Careful in Treating Yourself

Currently, various types of over-the-counter (OTC) drugs can easily be bought everywhere from street stalls to the pharmacy. The drugs are usually for light diseases, kind of cough, colds, diarrhea, and headache.

Unfortunately, it often makes us easily self-medicate as the symptoms appear. Without realizing it, these actions can be life-threatening.

As an example case, a person died after taking cold medicine because he didn't know that his heart wasn't resistant to one consumed drug content, or wasn't saved his life after downing the drug with the drink containing the substance which turned out to be bad when bound.

The immediate effect isn't the only bad influence of OTC drugs. It also has medium and long-term effects when not used correctly.

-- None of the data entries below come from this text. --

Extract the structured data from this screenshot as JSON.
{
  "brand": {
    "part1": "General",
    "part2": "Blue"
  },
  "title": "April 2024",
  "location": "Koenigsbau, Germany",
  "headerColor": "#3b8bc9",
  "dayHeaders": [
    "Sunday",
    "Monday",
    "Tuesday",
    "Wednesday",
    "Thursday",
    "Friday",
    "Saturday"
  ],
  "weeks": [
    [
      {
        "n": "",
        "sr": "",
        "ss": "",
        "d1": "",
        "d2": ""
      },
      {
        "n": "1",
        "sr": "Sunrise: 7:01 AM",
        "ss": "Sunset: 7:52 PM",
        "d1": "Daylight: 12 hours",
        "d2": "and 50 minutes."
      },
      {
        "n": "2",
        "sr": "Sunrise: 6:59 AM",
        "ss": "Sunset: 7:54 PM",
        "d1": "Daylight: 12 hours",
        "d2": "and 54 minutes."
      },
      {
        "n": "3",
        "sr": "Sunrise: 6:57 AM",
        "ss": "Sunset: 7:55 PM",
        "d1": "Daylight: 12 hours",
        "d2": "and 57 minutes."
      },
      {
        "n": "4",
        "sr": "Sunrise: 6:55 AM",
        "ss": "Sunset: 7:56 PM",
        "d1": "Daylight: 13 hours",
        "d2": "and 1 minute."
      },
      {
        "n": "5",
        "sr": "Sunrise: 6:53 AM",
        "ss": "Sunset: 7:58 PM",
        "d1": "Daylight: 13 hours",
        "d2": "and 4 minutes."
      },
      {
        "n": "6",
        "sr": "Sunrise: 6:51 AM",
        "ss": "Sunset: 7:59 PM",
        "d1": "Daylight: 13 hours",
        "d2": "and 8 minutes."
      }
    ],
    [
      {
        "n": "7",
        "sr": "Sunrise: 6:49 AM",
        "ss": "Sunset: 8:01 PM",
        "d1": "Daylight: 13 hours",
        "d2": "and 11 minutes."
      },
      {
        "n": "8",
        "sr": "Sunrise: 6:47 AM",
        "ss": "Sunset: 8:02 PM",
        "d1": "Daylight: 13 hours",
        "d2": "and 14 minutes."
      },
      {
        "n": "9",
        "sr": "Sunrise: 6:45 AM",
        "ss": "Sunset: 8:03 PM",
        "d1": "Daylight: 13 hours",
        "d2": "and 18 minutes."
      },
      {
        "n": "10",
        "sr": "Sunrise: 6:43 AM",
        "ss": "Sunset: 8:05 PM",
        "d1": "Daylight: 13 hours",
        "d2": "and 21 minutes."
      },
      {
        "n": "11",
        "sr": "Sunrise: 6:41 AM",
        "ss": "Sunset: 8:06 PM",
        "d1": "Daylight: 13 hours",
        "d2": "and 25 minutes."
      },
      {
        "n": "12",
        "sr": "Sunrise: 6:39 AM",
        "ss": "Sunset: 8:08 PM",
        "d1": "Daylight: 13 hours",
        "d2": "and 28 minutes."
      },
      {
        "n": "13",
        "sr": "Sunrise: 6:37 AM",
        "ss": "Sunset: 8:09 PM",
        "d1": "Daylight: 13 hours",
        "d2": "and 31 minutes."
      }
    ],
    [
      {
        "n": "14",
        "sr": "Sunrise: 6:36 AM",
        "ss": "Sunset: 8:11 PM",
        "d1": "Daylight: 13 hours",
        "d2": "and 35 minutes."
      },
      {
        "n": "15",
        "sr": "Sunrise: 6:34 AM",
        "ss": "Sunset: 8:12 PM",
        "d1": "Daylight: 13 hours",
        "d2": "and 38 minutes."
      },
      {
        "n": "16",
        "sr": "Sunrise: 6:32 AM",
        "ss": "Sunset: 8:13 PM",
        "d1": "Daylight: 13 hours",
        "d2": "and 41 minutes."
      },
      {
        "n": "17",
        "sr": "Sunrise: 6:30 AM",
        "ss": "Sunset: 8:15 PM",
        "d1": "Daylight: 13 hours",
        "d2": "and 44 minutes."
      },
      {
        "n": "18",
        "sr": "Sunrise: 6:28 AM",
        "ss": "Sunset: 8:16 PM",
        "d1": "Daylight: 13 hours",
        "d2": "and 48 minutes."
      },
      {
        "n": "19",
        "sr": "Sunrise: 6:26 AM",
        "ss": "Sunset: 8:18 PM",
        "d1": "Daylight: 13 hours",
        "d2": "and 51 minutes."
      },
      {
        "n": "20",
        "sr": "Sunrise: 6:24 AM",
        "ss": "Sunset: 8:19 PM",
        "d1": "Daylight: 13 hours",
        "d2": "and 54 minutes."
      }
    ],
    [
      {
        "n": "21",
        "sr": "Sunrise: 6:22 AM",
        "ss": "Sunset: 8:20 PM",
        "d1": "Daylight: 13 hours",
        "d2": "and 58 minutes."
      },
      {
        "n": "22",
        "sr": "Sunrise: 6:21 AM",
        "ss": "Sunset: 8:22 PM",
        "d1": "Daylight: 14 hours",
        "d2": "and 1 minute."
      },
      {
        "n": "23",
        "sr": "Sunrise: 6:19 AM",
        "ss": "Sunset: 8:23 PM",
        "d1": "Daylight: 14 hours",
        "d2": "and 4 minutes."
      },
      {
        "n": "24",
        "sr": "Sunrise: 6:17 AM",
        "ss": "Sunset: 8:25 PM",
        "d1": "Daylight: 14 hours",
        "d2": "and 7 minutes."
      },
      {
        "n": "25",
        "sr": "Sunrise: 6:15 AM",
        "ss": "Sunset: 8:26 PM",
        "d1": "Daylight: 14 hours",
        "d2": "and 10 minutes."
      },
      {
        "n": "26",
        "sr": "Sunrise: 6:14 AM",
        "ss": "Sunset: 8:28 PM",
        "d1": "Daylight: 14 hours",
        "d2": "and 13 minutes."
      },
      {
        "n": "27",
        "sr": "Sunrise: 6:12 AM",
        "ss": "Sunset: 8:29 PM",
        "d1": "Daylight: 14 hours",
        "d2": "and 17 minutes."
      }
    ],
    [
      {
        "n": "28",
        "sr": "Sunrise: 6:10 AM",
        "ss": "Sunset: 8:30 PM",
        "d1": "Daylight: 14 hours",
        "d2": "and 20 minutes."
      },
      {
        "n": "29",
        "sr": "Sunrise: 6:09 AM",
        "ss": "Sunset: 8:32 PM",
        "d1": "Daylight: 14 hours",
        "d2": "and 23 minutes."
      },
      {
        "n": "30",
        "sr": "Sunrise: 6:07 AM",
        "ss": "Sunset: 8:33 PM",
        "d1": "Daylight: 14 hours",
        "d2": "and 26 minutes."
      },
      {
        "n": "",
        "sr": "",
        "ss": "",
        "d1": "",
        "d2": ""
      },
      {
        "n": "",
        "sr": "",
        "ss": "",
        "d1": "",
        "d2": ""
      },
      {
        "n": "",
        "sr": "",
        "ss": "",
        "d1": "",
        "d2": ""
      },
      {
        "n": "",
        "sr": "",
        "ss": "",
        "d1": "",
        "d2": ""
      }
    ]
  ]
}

However, self-medication isn't prohibited. It'd be done with caution, but someone who has impaired liver and kidney function shouldn't just take medication because the two organs are always visited first by each drug before attacking the disease.

If you continue to take, fearfully, adverse effect is on both the vital organs.

Determining the condition of the two organs certainly requires medical or clinical laboratory examination. When knowing that the function disorders exist on one or both of them, you need to be careful in taking OTC drugs.

Similarly are those who'd suffered from a disease that attacked the vital organs.

In addition to the liver and kidneys, theoretically, all parts of the body will get a result when you take medication arbitrarily without the drugs' instruction and restriction grounding. The drug can cause blood disorders.

In the long term, it could be an anemia or the damage to other cells in the blood.

Certain medications even like to accumulate in a particular organ. Tetracycline is for example. When used in the long term in children, tetracycline will settle in the teeth so that they permanently become yellow.

Even more appalling, certain drugs are carcinogenic. In the long run, it'll cause cancer in certain organs.

Therefore, in self-medicating using OTC drugs, you'd consider information or warnings contained in the packaging. Obey the instructions. Where there're no instructions in the pack, ask your pharmacist. If there's an information in the packaging indicating the drug not good for you, it'd not be used.

If there's no improvement after deciding to self-medicate with OTC drugs, immediately see a doctor. Remember, you can take OTC drugs only for short term.

Better yet, you don't rush taking the OTC drug when disease symptoms appear. Symptoms of headache, for example, can't always be cured by OTC drugs. Therefore, not necessarily, the symptoms have to be overcome with medication.

If the drug remains consumed, the burden of liver and kidneys, or other organs that become the drug's transit, will grow.

There's also a good idea if you have a record of personal health history. For example, you've suffered from liver or renal disease, had an allergic to certain drugs, and so on. The note can be inserted in a wallet for example.

With the record, the doctor can take appropriate action to you when getting an accident and fainting.